Misafir sandım önceleri acaba sıkılınca gidermi dedim.O yüzden seni kırmadan inciltmeden,özene bözene baktım en doğal halimle davrandım,şapşal desinler içerlenmem,enayi budala desinler gücenmem,dilerim onlarda aşkın narında en kalın odunların ateşiyle yansınlar,bu ateşten gömlekmiş giydim,kah yandım,kah ıslandım en şiddetli yağmurlardan ama her seferinde yine senin kollarında şefkat buldum,sana inandım güven duydum.
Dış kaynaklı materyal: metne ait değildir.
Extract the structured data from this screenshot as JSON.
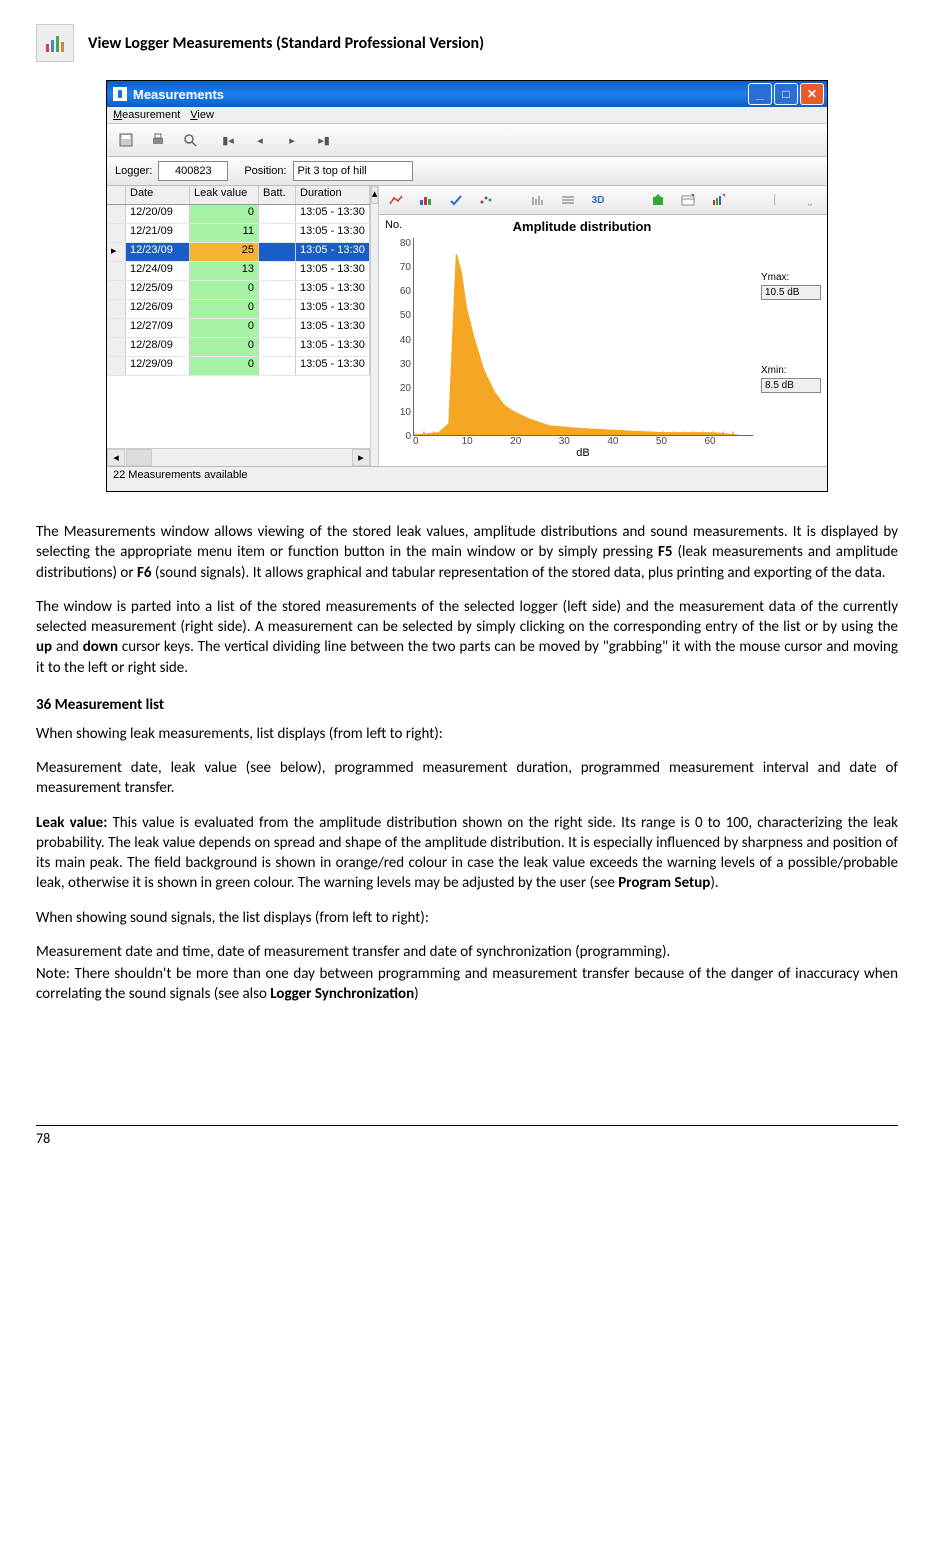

Mavi koltuğunda sana aşkımın meyvalarını sundum her çeşidinden,akşamları yudumladın demlediğim tavşan kanı çayı,bir nefesle çektin ciğerlerine,sigaranın gri dumanını,sobamın etrafında ısınan kedimle sen arkadaştınız bana.Utanmıyorum sevmekten,aldırmıyorum söylenenlere tıkadım kulaklarımı ,lakin kedim bile bazen öfklendiğinde,ciğeri yiyemediğinde bazen beni tırmalıyor,karnını doyurunca başını okşayınca sakinleşiyor,nankör değil yinede beni terketmiyor,bir gün beni terkedersen işte zaman mafolurum,deliririm,kafayı yerim.Çünkü sana bağlandım sana alıştım aşkım,hani derler ya! bazen alışmak sevmekten daha zor gelir diye.Yokluğuna alışamam,etrafa kulaklarımı tıkadığım sözler tırmalar beni,bu sefer duymazlıktan gelemem.Ne olur sıkılma,yorma beni çözülmez muamma çelişkilerle,feryada aman verme,sende sev beni aşkım bu çok da zor değilki?
Bir kedi kadar olamadın,seni oyalayamayınca,doyuramayınca nasılda tırnaklarını geçirdin derime,demlediğim çaydanlıkları atacağım,mavi koltuğunu kapıdan geçen hurdacıya satacağım,içimden seni çıkaracağım,içine çektiğin sigaranın gri dumanlarıyla seni boğacağım.
Nede olsa sen hint kumaşıydın,bende seni üstüme göre diktim,yakıştırdım giydim,sen tırnaklarını geçirdin hem kumaşı hem beni parçaladın,inşallah bir gün başka pencerelerden sızarsan,içeriye girip ağırlanmadan,kapı önüne atılırsın ve dişi bir kedinin tırnakları derine geçerken benim değerimi daha iyi anlarsın.